Em 2016, o Tribunal da Relação de Coimbra deu razão Tribunal de Castelo Branco, que absolveu um sexagenário acusado de manter uma conversa pornográfica com uma menor de dez anos. Em outras ocasiões, este homem já a tinha agarrado, beijado e tocado na vagina à força. Os juízes Orlando Gonçalves e Inácio Monteiro consideraram que, não obstante as expressões do arguido terem “intensidade pesada e baixamente sexual” não houve qualquer diálogo porque a menor não respondeu e fugiu.

Também em 2016, o Tribunal da Relação de Lisboa deu como provado que, durante três anos, um homem insultou a mulher e a filha, intimidou-as, inclusive mediante a presença de uma arma em casa, e que, por duas vezes, violou a sua esposa. Os juízes José Adriano e Vieira Lamim condenaram o agressor a uma indemnização de somente 750 euros e a pena suspensa de quatro anos e onze meses por um crime de violência doméstica e dois de violação.

Em 2018, os juízes desembargadores da Relação de Guimarães Jorge Bispo e Pedro Cunha Lopes absolveram um jovem de 19 anos, que esfaqueou a ex-namorada, de tentativa de homicídio qualificado, condenando-o apenas a pena suspensa de cinco anos de prisão.

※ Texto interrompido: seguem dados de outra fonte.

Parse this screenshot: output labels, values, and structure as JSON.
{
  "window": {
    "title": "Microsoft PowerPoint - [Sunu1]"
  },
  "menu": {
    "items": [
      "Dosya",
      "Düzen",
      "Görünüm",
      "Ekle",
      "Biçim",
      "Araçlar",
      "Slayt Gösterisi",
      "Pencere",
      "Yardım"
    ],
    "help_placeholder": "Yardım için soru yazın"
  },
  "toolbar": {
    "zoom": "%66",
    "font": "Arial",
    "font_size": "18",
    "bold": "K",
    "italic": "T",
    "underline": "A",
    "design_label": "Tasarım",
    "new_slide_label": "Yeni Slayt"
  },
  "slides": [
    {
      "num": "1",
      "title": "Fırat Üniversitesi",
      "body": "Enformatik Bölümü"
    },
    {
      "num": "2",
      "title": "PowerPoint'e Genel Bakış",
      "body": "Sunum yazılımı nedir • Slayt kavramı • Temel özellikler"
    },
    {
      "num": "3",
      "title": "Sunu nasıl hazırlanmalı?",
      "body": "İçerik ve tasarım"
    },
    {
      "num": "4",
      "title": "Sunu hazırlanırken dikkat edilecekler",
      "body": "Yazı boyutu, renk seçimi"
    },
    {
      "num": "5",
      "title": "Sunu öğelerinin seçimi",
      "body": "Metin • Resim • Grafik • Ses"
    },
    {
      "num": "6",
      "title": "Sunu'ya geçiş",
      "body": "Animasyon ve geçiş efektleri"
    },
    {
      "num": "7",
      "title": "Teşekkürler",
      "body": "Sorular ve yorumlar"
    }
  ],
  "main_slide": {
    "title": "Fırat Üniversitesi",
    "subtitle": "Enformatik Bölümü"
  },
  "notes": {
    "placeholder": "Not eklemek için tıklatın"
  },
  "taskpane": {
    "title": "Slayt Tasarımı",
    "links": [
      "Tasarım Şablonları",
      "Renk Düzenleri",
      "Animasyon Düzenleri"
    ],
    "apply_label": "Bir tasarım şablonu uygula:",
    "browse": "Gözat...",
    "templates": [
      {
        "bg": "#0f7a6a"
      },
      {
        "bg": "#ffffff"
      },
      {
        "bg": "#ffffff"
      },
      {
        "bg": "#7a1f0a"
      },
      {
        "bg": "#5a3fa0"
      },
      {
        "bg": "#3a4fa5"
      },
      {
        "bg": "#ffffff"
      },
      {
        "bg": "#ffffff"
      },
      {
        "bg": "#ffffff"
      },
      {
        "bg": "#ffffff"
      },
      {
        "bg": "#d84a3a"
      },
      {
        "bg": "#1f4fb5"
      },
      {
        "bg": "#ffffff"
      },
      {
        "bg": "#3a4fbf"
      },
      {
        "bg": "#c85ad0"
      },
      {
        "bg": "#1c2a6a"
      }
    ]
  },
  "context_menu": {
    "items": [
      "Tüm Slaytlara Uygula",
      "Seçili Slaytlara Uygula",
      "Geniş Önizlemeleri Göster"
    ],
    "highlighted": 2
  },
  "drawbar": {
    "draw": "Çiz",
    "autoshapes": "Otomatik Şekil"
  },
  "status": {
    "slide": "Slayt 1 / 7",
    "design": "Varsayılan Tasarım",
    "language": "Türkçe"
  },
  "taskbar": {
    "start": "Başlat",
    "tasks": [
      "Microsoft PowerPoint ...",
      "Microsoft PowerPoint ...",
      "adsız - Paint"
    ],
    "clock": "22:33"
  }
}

Os juízes argumentaram que o esfaqueamento foi um ato “repentino”, distinto do “plano criminoso”, e que, movida pelo ciúme, a atitude do agressor, sendo “muito reprovável”, não permitia “qualificar de fútil, isto é, de insignificante, sem sentido, o motivo de que o homicídio tentado resultou”.

Em outubro de 2018, uma decisão do Tribunal Judicial de Viseu põe em causa que uma mulher moderna e autónoma possa ser vítima de violência doméstica. “Denotou em audiência de julgamento ser uma mulher moderna, consciente dos seus direitos, autónoma, não submissa, empregada e com salário próprio, não dependente do marido”, lê-se na decisão. “O seu carácter forte e independente foi mesmo confirmado por várias testemunhas [...]. Por isso cremos que dificilmente a assistente aceitaria tantos actos de abuso pelo arguido, e durante tanto tempo, sem os denunciar e tentar erradicar, se necessário dele se afastando”, sinaliza o acórdão, do qual foi relator o juiz Carlos de Oliveira. “A senhora não tinha filhos, portanto, a primeira coisa que podia fazer era sair de casa”, lê-se, por outro lado, nas transcrições do julgamento. O agressor foi absolvido de todos os crimes de violência doméstica e perturbação da vida privada e injúria, sendo apenas condenado por porte de arma, com uma coima de 1600€.